The state of AI safety in four fake graphs

Senior researcher Boaz Barak warns AI capabilities are accelerating faster than our safety measures.

Deep Dive

In a detailed analysis titled "The State of AI Safety in Four Fake Graphs," senior researcher Boaz Barak presents a sobering assessment of AI progress in early 2026. The report reveals exponential improvements in AI capabilities, potentially accelerating as AI begins to aid its own development. While alignment—ensuring AI systems behave as intended—has improved alongside capabilities through methods like RLHF (Reinforcement Learning from Human Feedback), Barak argues this progress is insufficient. The stakes are rising faster than our safety measures can keep up, with persistent challenges in adversarial robustness, dishonesty, and reward hacking remaining unsolved.

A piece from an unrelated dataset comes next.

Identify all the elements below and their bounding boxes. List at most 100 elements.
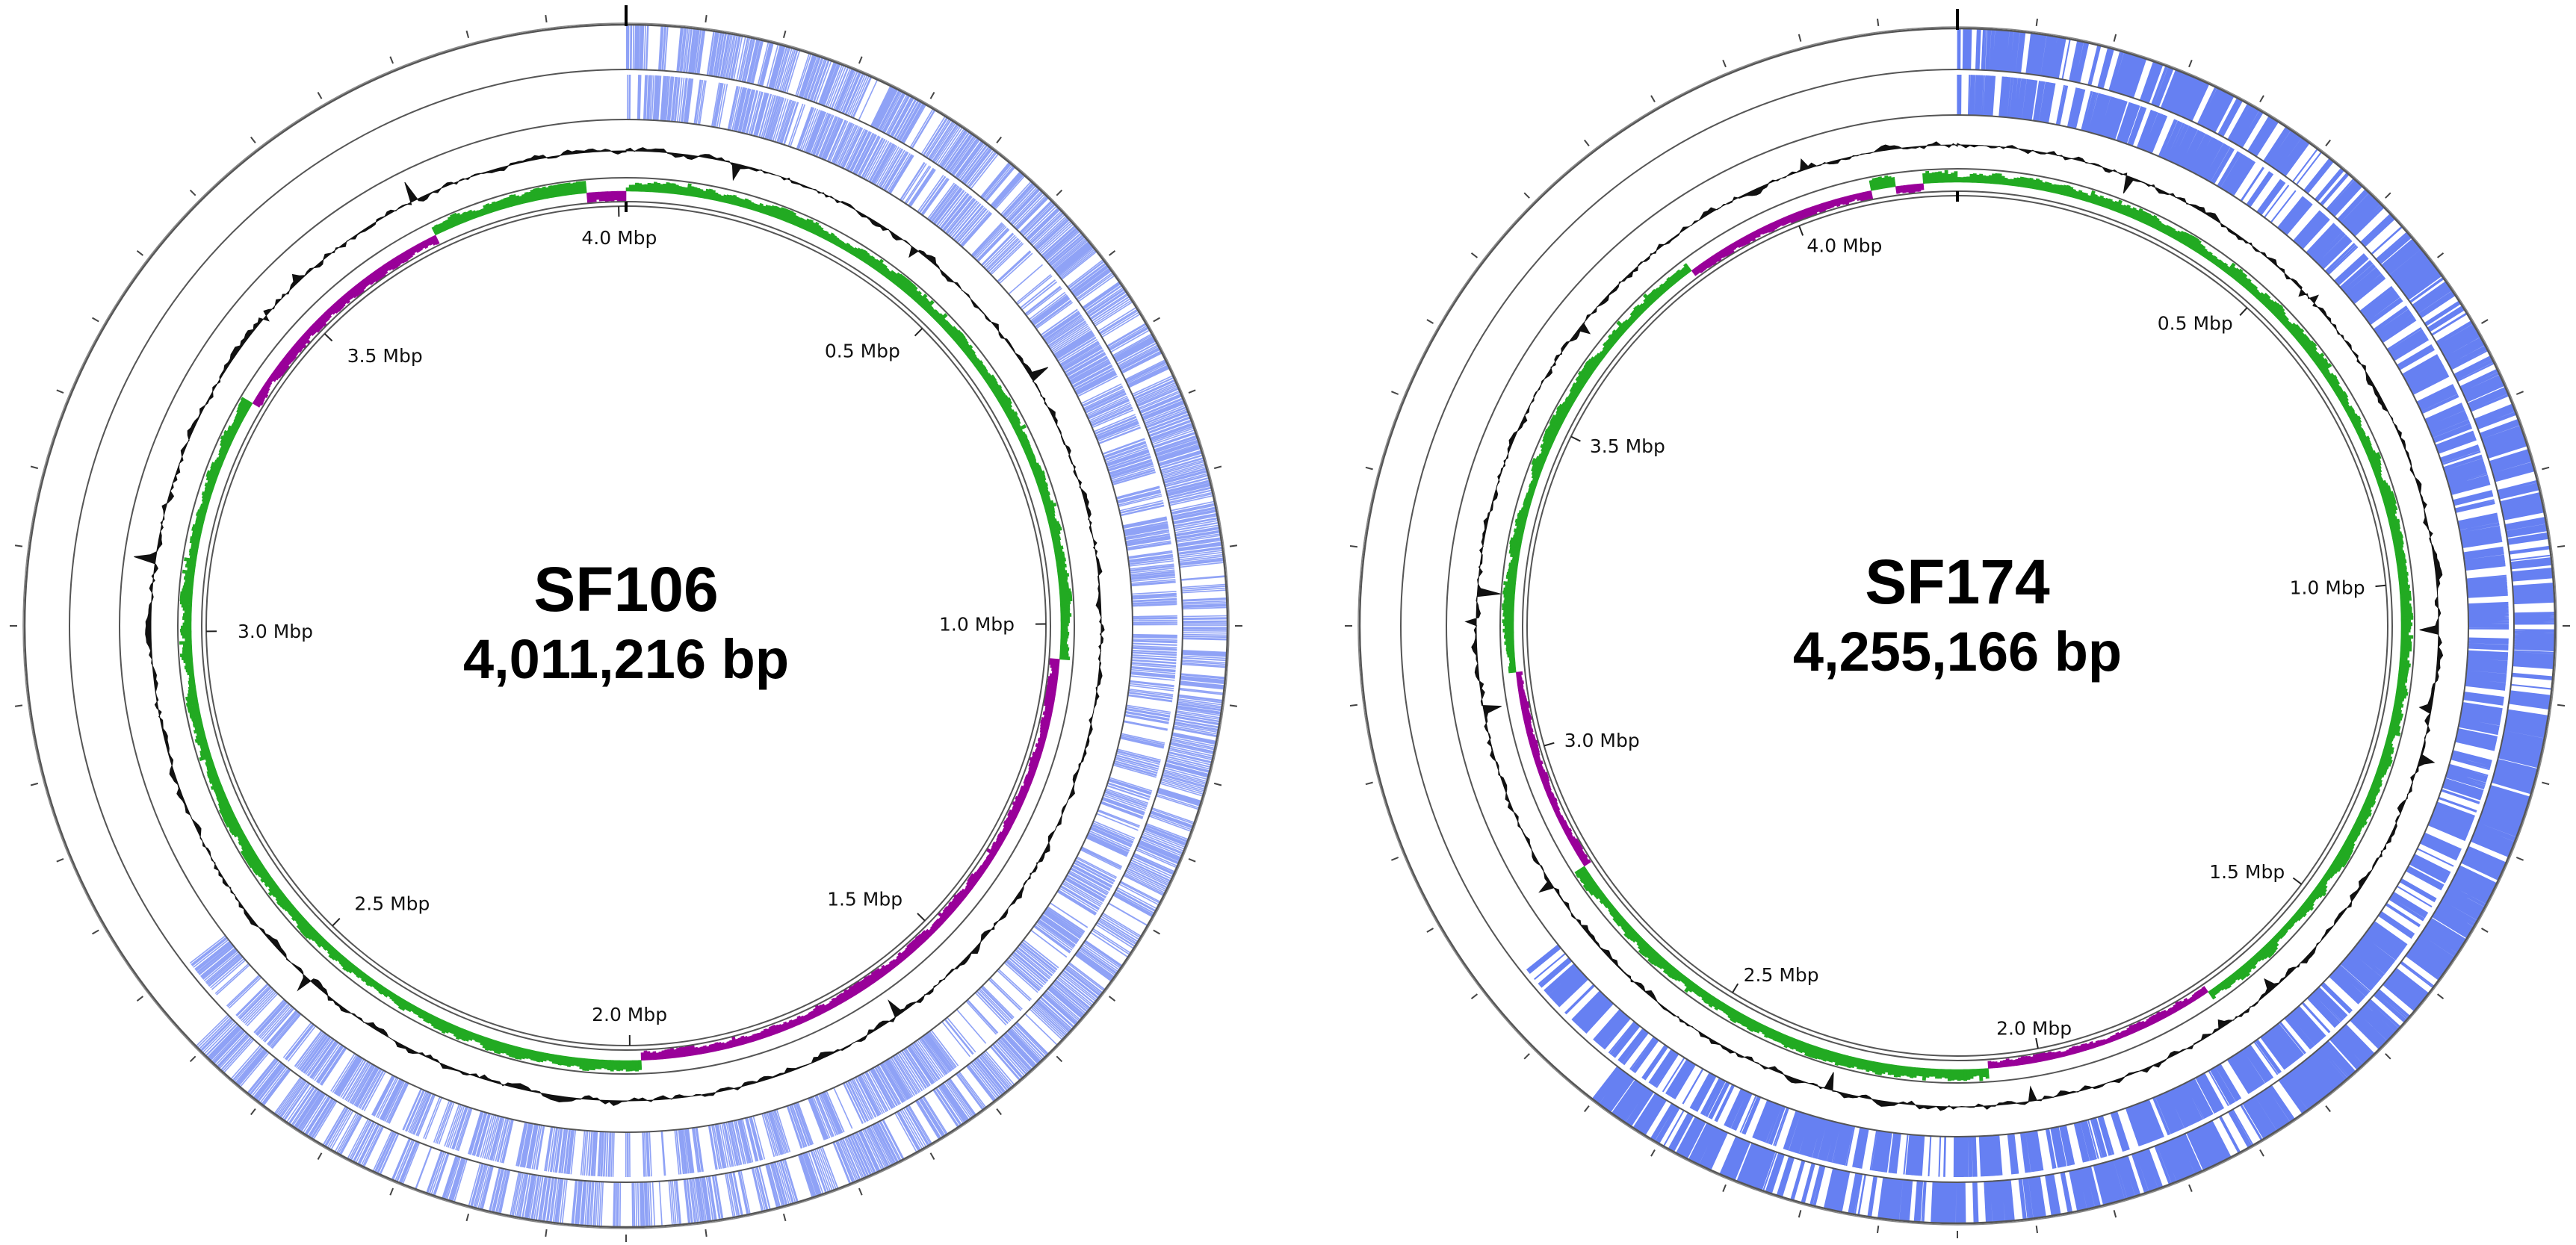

Barak identifies one critical piece of good news: we've moved beyond relying solely on human supervision. Models can now monitor other models, preventing an alignment plateau. However, he strongly disagrees with the notion that AI will solve alignment for us, stating it requires iterative empirical work, not one "clever idea." The worst news, according to Barak, is societal unpreparedness. Governments and institutions are failing to prepare for economic disruption, bio/cyber risks from open-source models, or enact necessary regulations. This institutional failure presents the strongest argument for an AI pause, though Barak doubts its feasibility or that governments would use the time effectively.

Key Points
  • AI capabilities show exponential growth, with potential acceleration as AI aids its own R&D
  • Alignment improves with capability but lags behind rising stakes; core challenges like reward hacking persist
  • Society is critically unprepared for economic and security disruptions, with governments showing institutional failure

Why It Matters

The widening gap between AI power and safety controls creates urgent risks for deployment in high-stakes domains like biosecurity and finance.